I’ve always had a knack for wanting to help people. Growing up in Chicago’s Jewish community, there was always one organization that seemed to be brought up in conversation. That organization was Keshet. Keshet and I have somehow always found our way to each other. It’s not too often at such a young age, people find their passion but thanks to Keshet, I found mine very early.
My first memory of Keshet is when I attended day camp at JCC Apachi Skokie. I was too young to truly understand the impact they made on the lives of those involved in the program and those near and dear to the organization. Though without even realizing it, I did learn about inclusion. Even if I didn’t know what the word was, I knew the feeling. To this day, since those first few summers, I have always tried to promote inclusion in every aspect of my life, whether I am interacting with individuals with disabilities, or typical abilities.
I attended Solomon Schechter Day School for K-8th grade. In seventh grade, I decided to take an elective instead of band. Without hesitation, I eagerly chose to volunteer with the school’s Keshet education program. I will always remember that after my first class volunteering with Keshet, it was game over. I knew that I had figured out what sort of career path I wanted to do for the rest of my life.
After graduating from SSDS, I attended Niles North High School. Keshet isn’t involved within the school, but I wanted to remain involved with Keshet. During my freshman year of high school, I volunteered to be a buddy with Keshet’s Buddy Baseball program. It was the most fun I have ever had as I was able to combine my two biggest passions: baseball and helping individuals who need assistance.

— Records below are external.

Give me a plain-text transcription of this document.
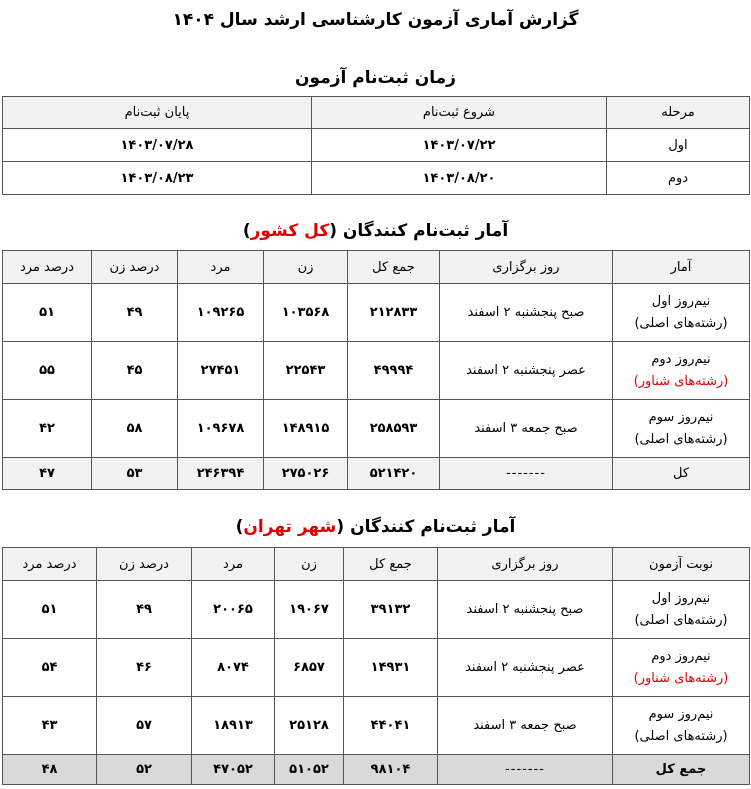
گزارش آماری آزمون کارشناسی ارشد سال ۱۴۰۴
زمان ثبت‌نام آزمون
مرحله	شروع ثبت‌نام	پایان ثبت‌نام
اول	۱۴۰۳/۰۷/۲۲	۱۴۰۳/۰۷/۲۸
دوم	۱۴۰۳/۰۸/۲۰	۱۴۰۳/۰۸/۲۳
آمار ثبت‌نام کنندگان (کل کشور)
آمار	روز برگزاری	جمع کل	زن	مرد	درصد زن	درصد مرد

نیم‌روز اول
(رشته‌های اصلی)	صبح پنجشنبه ۲ اسفند	۲۱۲۸۳۳	۱۰۳۵۶۸	۱۰۹۲۶۵	۴۹	۵۱

نیم‌روز دوم
(رشته‌های شناور)	عصر پنجشنبه ۲ اسفند	۴۹۹۹۴	۲۲۵۴۳	۲۷۴۵۱	۴۵	۵۵

نیم‌روز سوم
(رشته‌های اصلی)	صبح جمعه ۳ اسفند	۲۵۸۵۹۳	۱۴۸۹۱۵	۱۰۹۶۷۸	۵۸	۴۲
کل	-------	۵۲۱۴۲۰	۲۷۵۰۲۶	۲۴۶۳۹۴	۵۳	۴۷
آمار ثبت‌نام کنندگان (شهر تهران)
نوبت آزمون	روز برگزاری	جمع کل	زن	مرد	درصد زن	درصد مرد

نیم‌روز اول
(رشته‌های اصلی)	صبح پنجشنبه ۲ اسفند	۳۹۱۳۲	۱۹۰۶۷	۲۰۰۶۵	۴۹	۵۱

نیم‌روز دوم
(رشته‌های شناور)	عصر پنجشنبه ۲ اسفند	۱۴۹۳۱	۶۸۵۷	۸۰۷۴	۴۶	۵۴

نیم‌روز سوم
(رشته‌های اصلی)	صبح جمعه ۳ اسفند	۴۴۰۴۱	۲۵۱۲۸	۱۸۹۱۳	۵۷	۴۳
جمع کل	-------	۹۸۱۰۴	۵۱۰۵۲	۴۷۰۵۲	۵۲	۴۸
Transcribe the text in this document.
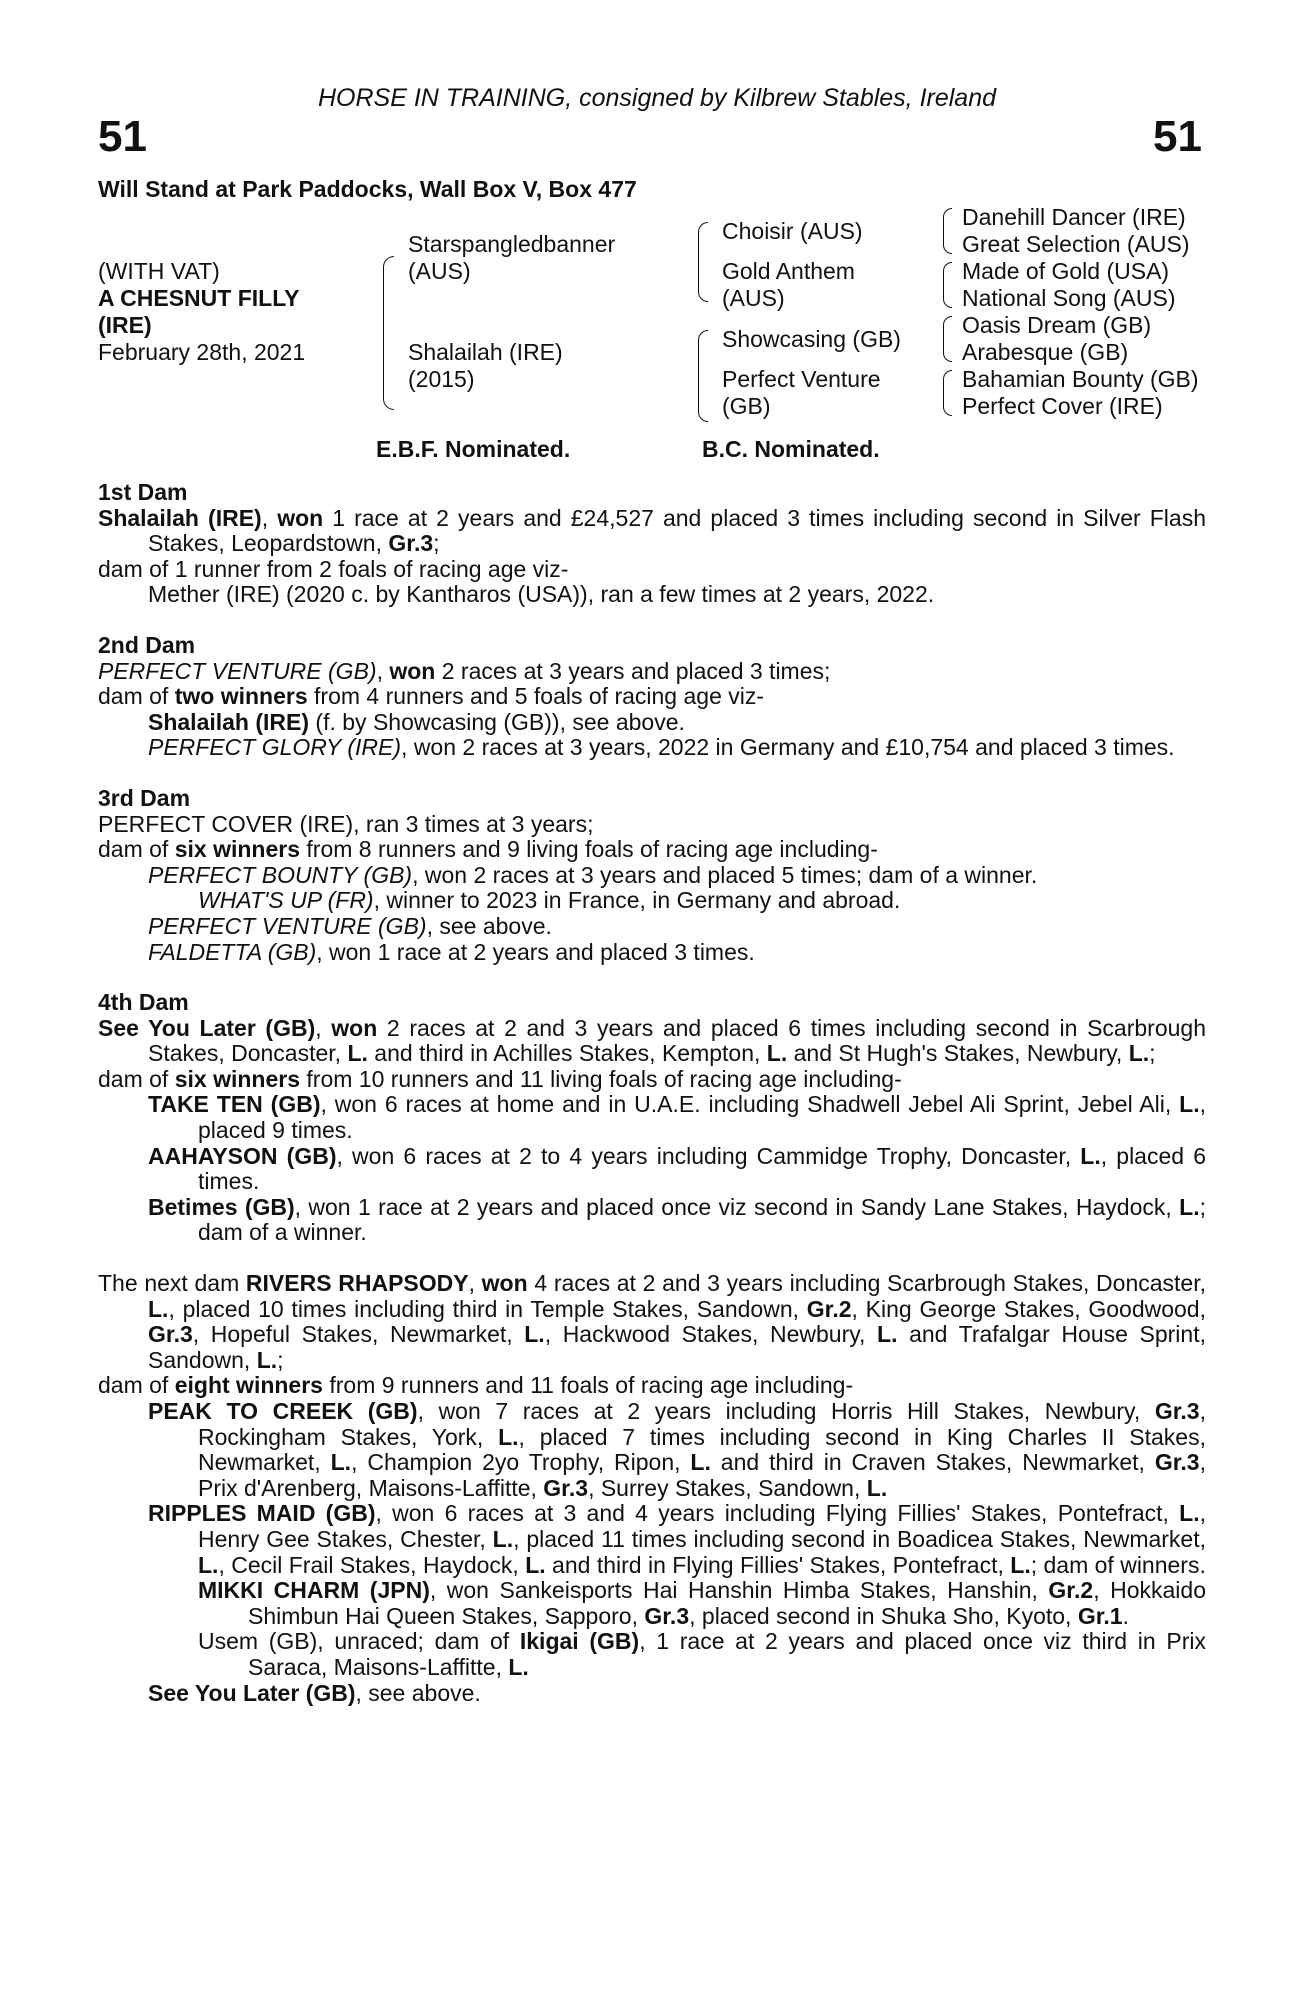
HORSE IN TRAINING, consigned by Kilbrew Stables, Ireland
51	51
Will Stand at Park Paddocks, Wall Box V, Box 477
(WITH VAT)
A CHESNUT FILLY
(IRE)
February 28th, 2021
Starspangledbanner
(AUS)
Shalailah (IRE)
(2015)
Choisir (AUS)
Gold Anthem
(AUS)
Showcasing (GB)
Perfect Venture
(GB)
Danehill Dancer (IRE)
Great Selection (AUS)
Made of Gold (USA)
National Song (AUS)
Oasis Dream (GB)
Arabesque (GB)
Bahamian Bounty (GB)
Perfect Cover (IRE)
E.B.F. Nominated.	B.C. Nominated.
1st Dam
Shalailah (IRE), won 1 race at 2 years and £24,527 and placed 3 times including second in Silver Flash Stakes, Leopardstown, Gr.3;
dam of 1 runner from 2 foals of racing age viz-
Mether (IRE) (2020 c. by Kantharos (USA)), ran a few times at 2 years, 2022.
2nd Dam
PERFECT VENTURE (GB), won 2 races at 3 years and placed 3 times;
dam of two winners from 4 runners and 5 foals of racing age viz-
Shalailah (IRE) (f. by Showcasing (GB)), see above.
PERFECT GLORY (IRE), won 2 races at 3 years, 2022 in Germany and £10,754 and placed 3 times.
3rd Dam
PERFECT COVER (IRE), ran 3 times at 3 years;
dam of six winners from 8 runners and 9 living foals of racing age including-
PERFECT BOUNTY (GB), won 2 races at 3 years and placed 5 times; dam of a winner.
WHAT'S UP (FR), winner to 2023 in France, in Germany and abroad.
PERFECT VENTURE (GB), see above.
FALDETTA (GB), won 1 race at 2 years and placed 3 times.
4th Dam
See You Later (GB), won 2 races at 2 and 3 years and placed 6 times including second in Scarbrough Stakes, Doncaster, L. and third in Achilles Stakes, Kempton, L. and St Hugh's Stakes, Newbury, L.;
dam of six winners from 10 runners and 11 living foals of racing age including-
TAKE TEN (GB), won 6 races at home and in U.A.E. including Shadwell Jebel Ali Sprint, Jebel Ali, L., placed 9 times.
AAHAYSON (GB), won 6 races at 2 to 4 years including Cammidge Trophy, Doncaster, L., placed 6 times.
Betimes (GB), won 1 race at 2 years and placed once viz second in Sandy Lane Stakes, Haydock, L.; dam of a winner.
The next dam RIVERS RHAPSODY, won 4 races at 2 and 3 years including Scarbrough Stakes, Doncaster, L., placed 10 times including third in Temple Stakes, Sandown, Gr.2, King George Stakes, Goodwood, Gr.3, Hopeful Stakes, Newmarket, L., Hackwood Stakes, Newbury, L. and Trafalgar House Sprint, Sandown, L.;
dam of eight winners from 9 runners and 11 foals of racing age including-
PEAK TO CREEK (GB), won 7 races at 2 years including Horris Hill Stakes, Newbury, Gr.3, Rockingham Stakes, York, L., placed 7 times including second in King Charles II Stakes, Newmarket, L., Champion 2yo Trophy, Ripon, L. and third in Craven Stakes, Newmarket, Gr.3, Prix d'Arenberg, Maisons-Laffitte, Gr.3, Surrey Stakes, Sandown, L.
RIPPLES MAID (GB), won 6 races at 3 and 4 years including Flying Fillies' Stakes, Pontefract, L., Henry Gee Stakes, Chester, L., placed 11 times including second in Boadicea Stakes, Newmarket, L., Cecil Frail Stakes, Haydock, L. and third in Flying Fillies' Stakes, Pontefract, L.; dam of winners.
MIKKI CHARM (JPN), won Sankeisports Hai Hanshin Himba Stakes, Hanshin, Gr.2, Hokkaido Shimbun Hai Queen Stakes, Sapporo, Gr.3, placed second in Shuka Sho, Kyoto, Gr.1.
Usem (GB), unraced; dam of Ikigai (GB), 1 race at 2 years and placed once viz third in Prix Saraca, Maisons-Laffitte, L.
See You Later (GB), see above.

The summer between high school and college, I went back JCC Apachi Skokie but as a Sports Camp counselor. This time, I was old enough to understand and appreciate the impact the Keshet was making in the lives of families with disabilities. Keshet helps them feel like every other parents, instead of worrying, they are excited for their kids to go to camp.
During my senior year of high school, I applied to numerous colleges but only one stood out to me. The University of Missouri had a beautiful campus but more importantly, a Special Education program, which I was accepted into.
My first experience with disabilities at University of Missouri was in their Disability Center. Sophomore year of college, I was hired there as an Office Assistant for an advisor named Matt Buckley. Matt had a physical disability himself and was confined to a wheelchair. Being able to witness first-hand the impact that Matt made in the lives of individuals with some form of disability, whether it be a learning disability, developmental disability or physical disability, had the largest impact on me and my career choice. After I no longer worked for Matt, we stayed close, visiting and catching up regularly throughout the semesters.
Matt is and always will be my biggest influence. He was the person I was most excited to about my graduation experience and he was the person I wanted to call first to tell him about the jobs and my life I after college. Sadly, Matt passed away shortly before I graduated and I was never able to tell him. I know that he is looking down on me and watching me continue down the path that he helped me create.
After graduating in May 2017, I returned home to Skokie and immediately contacted Abbie Weisberg, Keshet CEO and Executive Director, about job openings with Keshet. I wanted to get back in with the organization that first impacted me to become the individual and professional that I am today. There wasn’t anything open at the time, so I accepted a job with Ann & Robert H. Lurie Children’s Hospital of Chicago as I patiently waited for a role to open up. I am excited to say that I have been a full-time staff member at Keshet as of May 2018!
I am proud to call myself, David Schoenberg – Communications and Marketing Manager for Keshet: Special Needs. Extraordinary Opportunities.